Outside of the classroom, Omar Wade loved anime, chess and taekwondo, according to the people who knew him best. Like his father, he was certified to train students.
Marieme Wade, like her brother, was athletically gifted.
“She was a good basketball and track athlete. She was just going to be a junior and I always remember in summer conditioning her saying ‘Coach I want to learn how to dunk,’” Tony Franklin, Albemarle High track coach, told The Daily Progress. “She could touch the rim. She was definitely good enough and on her way to playing Division 1 basketball. She always brought energy and leadership.”
Marieme Wade never stopped working to better herself.
“She always wanted to get better in whatever she did,” Franklin said. “Her leadership and close relationships with her family and friends were something I admired.”
Friends of the Wade siblings said Aicha Wade’s playful spirit and her own athletic talent made her destined to be a basketball star like her sister.

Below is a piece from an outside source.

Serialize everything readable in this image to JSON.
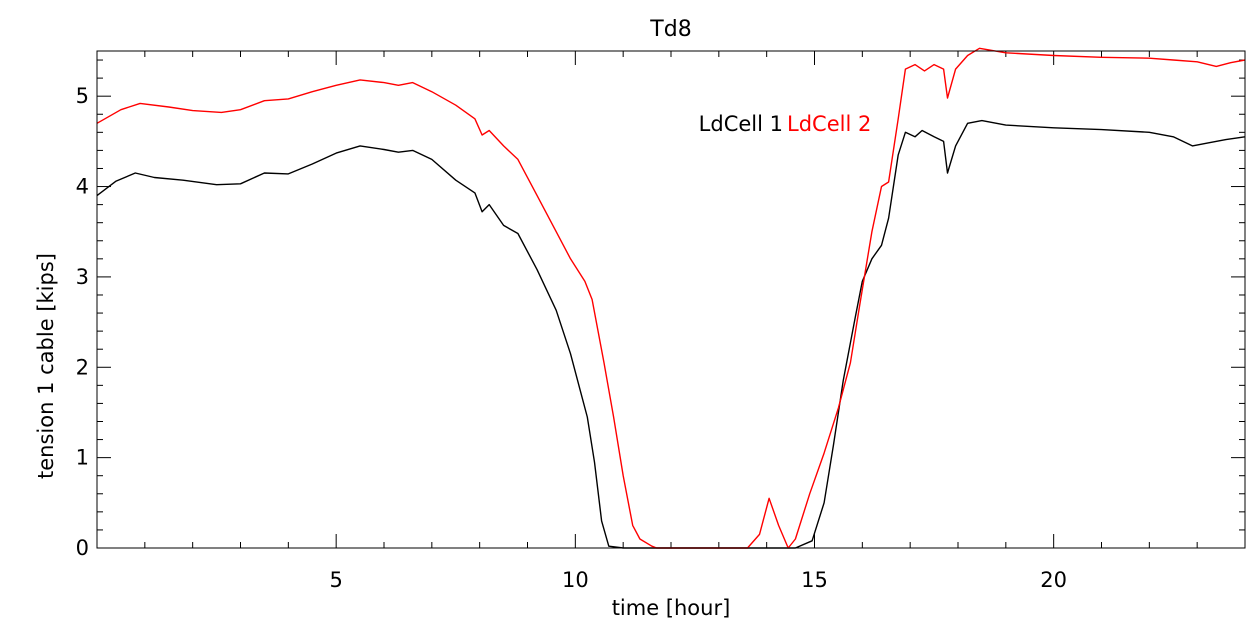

“Aicha was growing into a beautiful young girl,” a friend of Marieme Wade said. “I will always remember that she was the cutest baby, and I will never forget how great of a hugger she was. Anytime she hugged you, you felt warmth and compassion.”
Aicha Wade was remembered for her broad toothy grin.
“No better way to start or end the day than to have a conversation with Aicha,” former Baker-Butler Elementary School Principal Seth Kennard said. “Every day she had a broad smile on her face and she always made the kids around her better.”
As the family mourns, a fundraiser to support the Wades has been established online. So far, more than $105,000 has been raised to help the family.
“We need to keep shining the light that they brought to this world,” a teammate of Marieme Wade said. “If we can take away only one thing from the lives of Omar, Marieme and Aicha, let it be to continue to radiate positivity, compassion and respect out into the world.”